Поручения Фомы он выполнял скоро и точно, — их было все меньше и меньше: типография работала без перебоев.
От типографии к Феде каждую ночь протягивалась невидимая нить и дергала его за сердце. Ему рисовалась задняя комнатушка квартиры, которую он осматривал с Фомою, две девушки за набором, темные стены голбца и неведомый товарищ, «дядя», за станком. Его охватывала тревога, и он опирался возле переулка на афишный столб:
— Вот и граница моя…
Это удивляло Сашу. Она просила его проводить до дома, притворялась, будто ей страшно итти переулком.

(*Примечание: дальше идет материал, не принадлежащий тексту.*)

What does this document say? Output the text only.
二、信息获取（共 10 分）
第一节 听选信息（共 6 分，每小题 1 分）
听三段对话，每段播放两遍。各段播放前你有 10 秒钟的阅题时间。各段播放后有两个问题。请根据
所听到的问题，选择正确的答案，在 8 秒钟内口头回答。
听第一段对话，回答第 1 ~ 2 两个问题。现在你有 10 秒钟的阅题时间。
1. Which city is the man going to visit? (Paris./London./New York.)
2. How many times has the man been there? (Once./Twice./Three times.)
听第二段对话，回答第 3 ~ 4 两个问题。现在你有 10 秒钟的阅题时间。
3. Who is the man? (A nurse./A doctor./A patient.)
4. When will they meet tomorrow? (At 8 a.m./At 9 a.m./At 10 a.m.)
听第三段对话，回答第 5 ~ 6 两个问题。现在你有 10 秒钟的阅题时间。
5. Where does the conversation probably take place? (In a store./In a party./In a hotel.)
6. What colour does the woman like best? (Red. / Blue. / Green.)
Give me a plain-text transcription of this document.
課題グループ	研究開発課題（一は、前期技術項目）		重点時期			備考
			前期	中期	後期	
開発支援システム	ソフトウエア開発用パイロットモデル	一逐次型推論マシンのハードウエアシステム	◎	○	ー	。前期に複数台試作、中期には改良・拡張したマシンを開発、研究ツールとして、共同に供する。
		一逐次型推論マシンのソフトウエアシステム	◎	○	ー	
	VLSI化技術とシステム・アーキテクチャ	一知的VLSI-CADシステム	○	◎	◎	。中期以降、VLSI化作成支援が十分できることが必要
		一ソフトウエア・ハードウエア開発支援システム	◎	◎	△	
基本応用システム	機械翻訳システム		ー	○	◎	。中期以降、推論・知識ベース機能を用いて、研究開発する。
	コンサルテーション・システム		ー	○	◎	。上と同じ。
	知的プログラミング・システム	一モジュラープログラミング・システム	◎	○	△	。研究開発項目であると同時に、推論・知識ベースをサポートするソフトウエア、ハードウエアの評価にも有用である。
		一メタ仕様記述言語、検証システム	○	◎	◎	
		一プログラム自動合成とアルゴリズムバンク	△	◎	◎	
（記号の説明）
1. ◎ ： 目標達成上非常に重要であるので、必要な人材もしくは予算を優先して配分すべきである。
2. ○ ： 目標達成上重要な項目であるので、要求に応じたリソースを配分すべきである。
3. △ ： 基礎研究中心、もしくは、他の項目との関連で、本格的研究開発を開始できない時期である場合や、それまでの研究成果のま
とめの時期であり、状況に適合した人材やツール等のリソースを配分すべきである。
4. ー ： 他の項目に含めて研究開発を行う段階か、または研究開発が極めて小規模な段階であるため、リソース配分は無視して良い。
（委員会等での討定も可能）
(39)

Он отсмеивался и повторял:
— Нельзя мне, зарок дал.
— Какой зарок?
— Потом узнаешь.
— А когда кончится зарок?
Федя стискивал руки Саши и говорил:
— Кончится зарок — вместе будем. Старика моего возьмем. Ох, и рад будет!
Чтоб заглушить тревогу, Федя рассказывал об отце, прощался и, шагая на слободку, тер лоб: «А как же все-таки, как же?» Увезти Сашу в другой город мешала старуха. Звать Сашу жить к себе, на слободку, — значит, сказать ей, почему ему нельзя жить в доме ее матери, а этого нельзя… Сердце дергалось, голос шептал:
«К Фоме, к Фоме…»
Федя соглашался, опять давал слово завтра же поговорить с Фомою, но пролетал остаток ночи, наваливалась работа, а вечером тревогу отпугивала радость встречи.